Старик Салихьян встал, намотал сухие стебли на руку. Пошел выкидывать их на
костровище. Когда шел обратно, подобрал ботинок, что упал с левой ноги
Ильгама. Попытался надеть его на ногу сына. Но нога застыла как кочерга, и
ботинок не надевался.
Старик Салихьян метнул ботинок в сторону, закрыл лицо руками и зарыдал.
* * *
«Мать…» Ильсияр не ответила. После ужасной ночи в бреду она забылась тяжелым
сном. Старик Салихьян положил руку ей на лоб. «Белый колдун должен знать», —
сказала старуха Ильсияр, открыв глаза. Салихьян промолчал. «Змеи, — сказала
она. — Это все змеи…» Опять закрыла глаза. Лоб ее покрылся испариной, и она
начала шептать молитву на каком-то странном, то ли забытом, то ли
придуманном языке. Старик Салихьян даже обрадовался, что она снова стала
бредить. Сейчас он не желал ей лучшей участи, чем уйти в мир иной, не зная,
что ее любимый младший сын повесился. Но тут Ильсияр резко привстала и
широко раскрыла голубые глаза. «Где Ильгам?» — спросила она. Салихьян
отвернулся. Было невыносимо терпеть огонь ее взгляда, и старик встал.
«Холодно… Дрова…», — сказал он нарочито громко.
На улице было темно. Салихьян, стараясь не смотреть на тело, укрытое старым
одеялом, направился в сторону дровяника. На обратном пути резко заныла
правая рука. Охапка дров упала старику на ноги. «Пусть, пусть мне будет
больно», — со злостью подумал старик. Если уж не вернуть сына, надо хотя бы
уберечь свою старуху, с которой прожито душа в душу сорок лет. А он даже
слез не может сдержать.
Он подбирал дрова левой рукой, заносил в дом по одному-два полена. Растопил
печь. Ильсияр спала и бредила во сне.
* * *
Белый колдун бил в дунгур* сначала медленно, затем все быстрей и быстрей. С
каждым ударом дунгура костер разгорался, а вскоре превратился в огромный
сноп искр. Колдун выкрикивал непонятные слова, а затем вплотную приблизился
к Ильсияр и начал что-то торопливо шептать ей на ухо. Глаза его закатились.
——————
* Дунгур — ударный инструмент, изготовленный из натянутой телячьей кожи.

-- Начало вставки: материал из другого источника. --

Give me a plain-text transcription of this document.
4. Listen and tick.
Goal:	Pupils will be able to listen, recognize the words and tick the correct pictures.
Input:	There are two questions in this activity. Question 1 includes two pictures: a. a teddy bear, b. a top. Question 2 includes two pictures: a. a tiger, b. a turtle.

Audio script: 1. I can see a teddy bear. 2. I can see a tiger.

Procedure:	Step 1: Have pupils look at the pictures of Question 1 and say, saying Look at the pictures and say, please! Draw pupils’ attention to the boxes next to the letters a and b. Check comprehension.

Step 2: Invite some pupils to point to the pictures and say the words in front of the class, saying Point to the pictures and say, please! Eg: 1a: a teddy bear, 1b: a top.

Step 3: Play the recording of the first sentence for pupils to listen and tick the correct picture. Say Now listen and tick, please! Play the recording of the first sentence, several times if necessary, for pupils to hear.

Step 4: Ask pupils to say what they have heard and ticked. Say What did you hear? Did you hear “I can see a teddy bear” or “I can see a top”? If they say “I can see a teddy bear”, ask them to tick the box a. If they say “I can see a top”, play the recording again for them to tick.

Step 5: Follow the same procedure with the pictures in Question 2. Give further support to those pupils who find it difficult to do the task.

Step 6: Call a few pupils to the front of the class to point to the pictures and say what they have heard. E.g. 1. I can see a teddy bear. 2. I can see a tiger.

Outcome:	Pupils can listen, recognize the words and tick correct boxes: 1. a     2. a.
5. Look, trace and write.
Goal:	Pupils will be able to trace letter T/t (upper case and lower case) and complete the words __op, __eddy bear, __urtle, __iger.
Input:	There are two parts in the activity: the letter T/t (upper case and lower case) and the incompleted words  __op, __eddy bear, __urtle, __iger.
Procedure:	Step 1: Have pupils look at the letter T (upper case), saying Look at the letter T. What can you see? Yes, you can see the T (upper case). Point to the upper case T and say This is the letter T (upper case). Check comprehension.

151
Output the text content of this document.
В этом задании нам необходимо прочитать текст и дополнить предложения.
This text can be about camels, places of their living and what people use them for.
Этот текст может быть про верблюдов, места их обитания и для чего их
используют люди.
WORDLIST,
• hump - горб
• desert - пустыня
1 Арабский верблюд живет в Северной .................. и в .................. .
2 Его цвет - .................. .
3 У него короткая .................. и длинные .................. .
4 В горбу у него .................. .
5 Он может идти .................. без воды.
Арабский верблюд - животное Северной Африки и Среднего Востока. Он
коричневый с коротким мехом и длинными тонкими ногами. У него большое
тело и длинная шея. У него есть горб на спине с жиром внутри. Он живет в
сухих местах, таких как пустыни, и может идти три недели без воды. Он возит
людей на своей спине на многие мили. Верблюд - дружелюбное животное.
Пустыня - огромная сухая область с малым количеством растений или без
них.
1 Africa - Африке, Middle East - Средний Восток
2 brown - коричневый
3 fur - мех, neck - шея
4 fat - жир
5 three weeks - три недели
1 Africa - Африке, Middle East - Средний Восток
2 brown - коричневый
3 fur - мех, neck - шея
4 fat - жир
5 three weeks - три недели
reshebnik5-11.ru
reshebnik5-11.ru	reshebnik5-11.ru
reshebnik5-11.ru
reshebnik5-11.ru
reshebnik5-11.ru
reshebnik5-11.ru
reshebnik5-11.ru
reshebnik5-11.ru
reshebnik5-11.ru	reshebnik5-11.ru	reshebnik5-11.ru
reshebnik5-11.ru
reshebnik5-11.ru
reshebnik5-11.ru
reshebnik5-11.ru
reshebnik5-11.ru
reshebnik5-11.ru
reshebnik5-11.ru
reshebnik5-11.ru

В огне появился бледный Ильгам. Было заметно, как в его прозрачном теле
бесновался, извивался в танце черный змей. Старик сунул руку внутрь тела и
пытался вытащить змею. Но только он схватил его, как Ильгам исчез. Колдун
забренчал браслетом из волчьих клыков и вдруг резко замолчал. Затем
настороженно стал вслушиваться в темноту, и, словно отвечая кому-то, запел,
нет, почти завыл узляу*. Резко умолк. И снова стал стучать в дунгур.
Теперь он что-то кричал на родном языке. У Ильсияр даже голова загудела —
так она силилась расслышать слова, которыми сотрясал воздух Белый колдун:
Жало, жало, жало змея,
Жало острое у змея,
Быстрый ты, словно стрела,
Юркий ты, словно вода…
* * *
«…хочешь выйти — выходи,
А не хочешь, так замри,
Обратись же в камень, змей…
Древние башкиры заклинанием лечили не только змеиный укус, но и разные
болезни, которые приносила черная сила, называемая Ук. Некоторые заклинатели
змей были настолько сильны, что пресмыкающиеся плелись за ними следом,
растягивались, разбухали и в конце концов умирали.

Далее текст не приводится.